Muammer ist 29, es geht ihm gut. Ich treffe ihn am Grätzelfest im 15. Bezirk, lange Jahre war das der Problembär unter den Wiener Bezirken. Hier leben Menschen aus weit über 100 Nationen relativ friedlich zusammen, sagt der Bezirksvorsteherstellvertreter zur Eröffnung, und es gibt über 80 nationale Kulturvereine, in denen sie sich organisieren, so soll es sein.

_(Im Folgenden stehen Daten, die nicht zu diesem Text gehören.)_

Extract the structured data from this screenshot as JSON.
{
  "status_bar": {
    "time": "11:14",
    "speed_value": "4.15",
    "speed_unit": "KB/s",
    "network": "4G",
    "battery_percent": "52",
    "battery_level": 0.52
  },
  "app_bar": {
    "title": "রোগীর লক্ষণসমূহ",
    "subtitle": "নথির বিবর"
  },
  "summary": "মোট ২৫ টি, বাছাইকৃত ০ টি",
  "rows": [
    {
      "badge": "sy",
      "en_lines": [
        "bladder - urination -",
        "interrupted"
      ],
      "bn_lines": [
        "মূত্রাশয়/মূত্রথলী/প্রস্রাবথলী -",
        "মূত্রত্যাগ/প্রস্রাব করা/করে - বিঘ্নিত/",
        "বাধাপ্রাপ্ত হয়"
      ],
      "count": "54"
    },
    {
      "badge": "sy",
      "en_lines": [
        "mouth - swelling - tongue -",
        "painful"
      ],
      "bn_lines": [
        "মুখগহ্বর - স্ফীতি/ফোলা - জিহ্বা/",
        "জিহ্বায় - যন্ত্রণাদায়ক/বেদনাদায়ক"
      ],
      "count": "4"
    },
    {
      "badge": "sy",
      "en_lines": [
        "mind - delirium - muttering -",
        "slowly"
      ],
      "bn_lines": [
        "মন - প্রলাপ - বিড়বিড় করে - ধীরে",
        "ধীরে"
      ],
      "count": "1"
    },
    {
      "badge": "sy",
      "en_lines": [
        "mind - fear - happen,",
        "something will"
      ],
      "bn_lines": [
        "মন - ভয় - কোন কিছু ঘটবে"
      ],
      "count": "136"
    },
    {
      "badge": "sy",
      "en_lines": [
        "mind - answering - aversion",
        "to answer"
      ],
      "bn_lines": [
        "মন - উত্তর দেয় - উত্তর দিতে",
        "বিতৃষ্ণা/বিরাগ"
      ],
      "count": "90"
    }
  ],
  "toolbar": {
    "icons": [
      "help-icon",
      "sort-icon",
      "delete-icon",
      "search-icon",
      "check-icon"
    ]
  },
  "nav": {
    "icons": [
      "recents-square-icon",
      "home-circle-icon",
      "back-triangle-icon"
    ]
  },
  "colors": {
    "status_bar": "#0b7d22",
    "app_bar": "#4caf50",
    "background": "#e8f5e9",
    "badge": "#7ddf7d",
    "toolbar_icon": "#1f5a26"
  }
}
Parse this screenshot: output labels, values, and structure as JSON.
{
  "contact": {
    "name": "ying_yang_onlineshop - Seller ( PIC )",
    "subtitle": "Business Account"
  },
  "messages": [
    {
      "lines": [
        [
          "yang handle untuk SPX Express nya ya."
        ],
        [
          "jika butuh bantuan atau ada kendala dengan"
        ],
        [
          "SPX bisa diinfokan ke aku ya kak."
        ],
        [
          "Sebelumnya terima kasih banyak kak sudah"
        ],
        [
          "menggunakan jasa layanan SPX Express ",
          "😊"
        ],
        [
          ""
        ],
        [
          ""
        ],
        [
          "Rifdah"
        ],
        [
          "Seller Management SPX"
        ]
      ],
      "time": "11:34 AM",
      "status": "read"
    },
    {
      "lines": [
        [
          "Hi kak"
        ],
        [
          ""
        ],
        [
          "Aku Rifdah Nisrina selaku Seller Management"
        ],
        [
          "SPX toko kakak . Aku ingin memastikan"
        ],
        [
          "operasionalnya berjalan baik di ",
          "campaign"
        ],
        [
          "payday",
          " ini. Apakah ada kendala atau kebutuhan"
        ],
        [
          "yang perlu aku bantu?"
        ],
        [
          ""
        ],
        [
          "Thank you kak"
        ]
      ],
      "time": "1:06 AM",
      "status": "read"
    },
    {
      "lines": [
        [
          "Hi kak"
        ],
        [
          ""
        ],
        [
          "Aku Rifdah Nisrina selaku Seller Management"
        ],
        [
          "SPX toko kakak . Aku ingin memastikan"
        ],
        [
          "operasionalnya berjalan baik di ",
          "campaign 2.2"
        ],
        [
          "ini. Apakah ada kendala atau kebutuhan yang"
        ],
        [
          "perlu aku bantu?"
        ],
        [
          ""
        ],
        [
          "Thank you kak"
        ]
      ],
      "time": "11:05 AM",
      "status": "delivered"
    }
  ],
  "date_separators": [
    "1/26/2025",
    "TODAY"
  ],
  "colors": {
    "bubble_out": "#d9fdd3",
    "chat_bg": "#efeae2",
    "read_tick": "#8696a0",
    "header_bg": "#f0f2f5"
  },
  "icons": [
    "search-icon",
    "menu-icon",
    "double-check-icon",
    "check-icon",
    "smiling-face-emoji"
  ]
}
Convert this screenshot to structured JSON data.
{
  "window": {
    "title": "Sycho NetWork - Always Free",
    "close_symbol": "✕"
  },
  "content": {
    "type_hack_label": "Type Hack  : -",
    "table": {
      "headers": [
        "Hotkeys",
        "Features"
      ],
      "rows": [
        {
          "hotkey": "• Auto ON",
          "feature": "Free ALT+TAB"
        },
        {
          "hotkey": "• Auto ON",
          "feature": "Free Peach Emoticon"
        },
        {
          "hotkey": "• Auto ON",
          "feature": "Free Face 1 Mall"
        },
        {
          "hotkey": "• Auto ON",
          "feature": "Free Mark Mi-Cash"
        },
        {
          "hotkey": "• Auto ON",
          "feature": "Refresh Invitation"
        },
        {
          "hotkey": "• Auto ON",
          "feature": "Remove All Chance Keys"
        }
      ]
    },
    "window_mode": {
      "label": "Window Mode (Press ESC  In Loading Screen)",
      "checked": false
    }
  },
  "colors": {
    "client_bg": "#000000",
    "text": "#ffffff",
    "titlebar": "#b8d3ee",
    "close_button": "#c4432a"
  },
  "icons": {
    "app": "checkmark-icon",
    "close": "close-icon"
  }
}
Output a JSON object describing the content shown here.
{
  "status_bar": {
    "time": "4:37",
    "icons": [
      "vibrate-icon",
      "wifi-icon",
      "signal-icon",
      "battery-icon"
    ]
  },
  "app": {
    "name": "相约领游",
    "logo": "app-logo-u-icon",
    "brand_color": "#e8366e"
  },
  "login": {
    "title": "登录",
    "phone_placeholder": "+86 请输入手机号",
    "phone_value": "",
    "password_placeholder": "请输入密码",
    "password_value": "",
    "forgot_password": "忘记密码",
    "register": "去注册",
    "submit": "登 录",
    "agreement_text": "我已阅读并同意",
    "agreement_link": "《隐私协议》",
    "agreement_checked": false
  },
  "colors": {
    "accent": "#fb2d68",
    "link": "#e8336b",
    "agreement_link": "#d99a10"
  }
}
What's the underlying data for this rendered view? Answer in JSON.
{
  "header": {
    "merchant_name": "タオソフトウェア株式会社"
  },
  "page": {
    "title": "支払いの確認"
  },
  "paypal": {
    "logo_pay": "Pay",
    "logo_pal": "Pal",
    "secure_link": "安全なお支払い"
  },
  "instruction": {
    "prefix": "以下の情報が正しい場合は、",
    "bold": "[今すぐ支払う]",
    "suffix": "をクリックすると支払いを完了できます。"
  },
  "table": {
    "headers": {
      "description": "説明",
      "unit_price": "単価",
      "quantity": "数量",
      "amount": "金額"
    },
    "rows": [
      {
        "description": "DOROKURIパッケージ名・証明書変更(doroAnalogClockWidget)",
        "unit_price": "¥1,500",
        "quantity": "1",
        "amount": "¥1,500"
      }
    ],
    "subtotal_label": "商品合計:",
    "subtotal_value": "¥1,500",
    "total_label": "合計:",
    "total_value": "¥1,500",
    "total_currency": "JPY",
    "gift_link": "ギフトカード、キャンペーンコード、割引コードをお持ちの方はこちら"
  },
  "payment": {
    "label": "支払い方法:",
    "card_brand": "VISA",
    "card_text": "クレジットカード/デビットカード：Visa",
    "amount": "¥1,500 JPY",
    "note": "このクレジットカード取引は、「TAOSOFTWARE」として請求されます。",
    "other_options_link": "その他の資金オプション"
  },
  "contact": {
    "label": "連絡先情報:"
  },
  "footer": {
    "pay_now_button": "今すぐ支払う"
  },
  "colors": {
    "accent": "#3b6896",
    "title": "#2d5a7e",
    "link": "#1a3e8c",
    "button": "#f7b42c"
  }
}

Heute ist das Grätzelfest Bühne für einen, der die Zuseher richtig glücklich machen kann: Muammer hat sich vor das Mikrofon gestellt und eröffnet das fröhliche Treiben, zusammen mit seinen Bandkollegen aus der Integrationsarbeit. Er legt sein Heft mit den Liedtexten auf den Notenständer, und dann geht es los. Muammer singt:
„Ich bin nach Paris geflogen
Dort hab ich eine schöne Frau kennengelernt
Sie war meine erste Liebe
Sie war meine letzte Liebe“
Und dann nennt er uns ihren Namen:
„Ach Natascha, ach Natascha
Du warst meine erste Liebe
Ach Natascha, ach Natascha
Du warst meine letzte Liebe“
Und dann singt er weiter:
“Ohne die Träume kann man nicht leben
Ohne die Träume kann man nicht spüren
Ich hab schon mal sehr viel geliebt
Ich hab schon mal sehr viel geträumt“
Als er fertig ist, weinen nicht wenige, weil das Lied so schön ist, und keiner kann mehr aufhören, „Ach Natascha“ zu singen: „Ach Natascha, Ach Natascha….“
Dann singt Muammar noch weitere drei Lieder, eines davon über das Internet:
„16 Stunden Tag und Nacht Internet
Ich kann es nicht fassen, so lange Internet
Ich trinke nicht esse nicht wegen dir
Tag und Nacht Internet
Ich kann es nicht fassen so lange Internet
Ich esse nicht trinke nicht“
Und dann im Refrain:
„Internet Internet narrisches Internet
Internet Internet verrücktes Internet
Internet Internet ich liebe dich Internet“
Als ich ihn nach dem Konzert frage, ob es diese Natascha wirklich gibt, sagt er: „Egal. Natascha ist Natascha.“ An dem Lied hat er jedenfalls sechs Monate geschrieben, für andere Lieder brauchte er zwei Jahre, wieder andere schrieb er in drei Monaten. Sie alle sammelt er in seinem Heft, das er mir zeigt, insgesamt sind es 38, auf 50 möchte er kommen. Ein weiteres heißt: „Der narrische Vater“. Ich frage ihn, ob „Narrisch“ eines seiner Lieblingswörter ist, und er sagt: „Kann sein.“
Ob er von einer Karriere träumt?
„Jeder hat Träume“, sagt er , denn:
„Ohne die Träume kann man nicht leben.“
Ach Muammer, ach Muammer
Was für ein schönes Konzert!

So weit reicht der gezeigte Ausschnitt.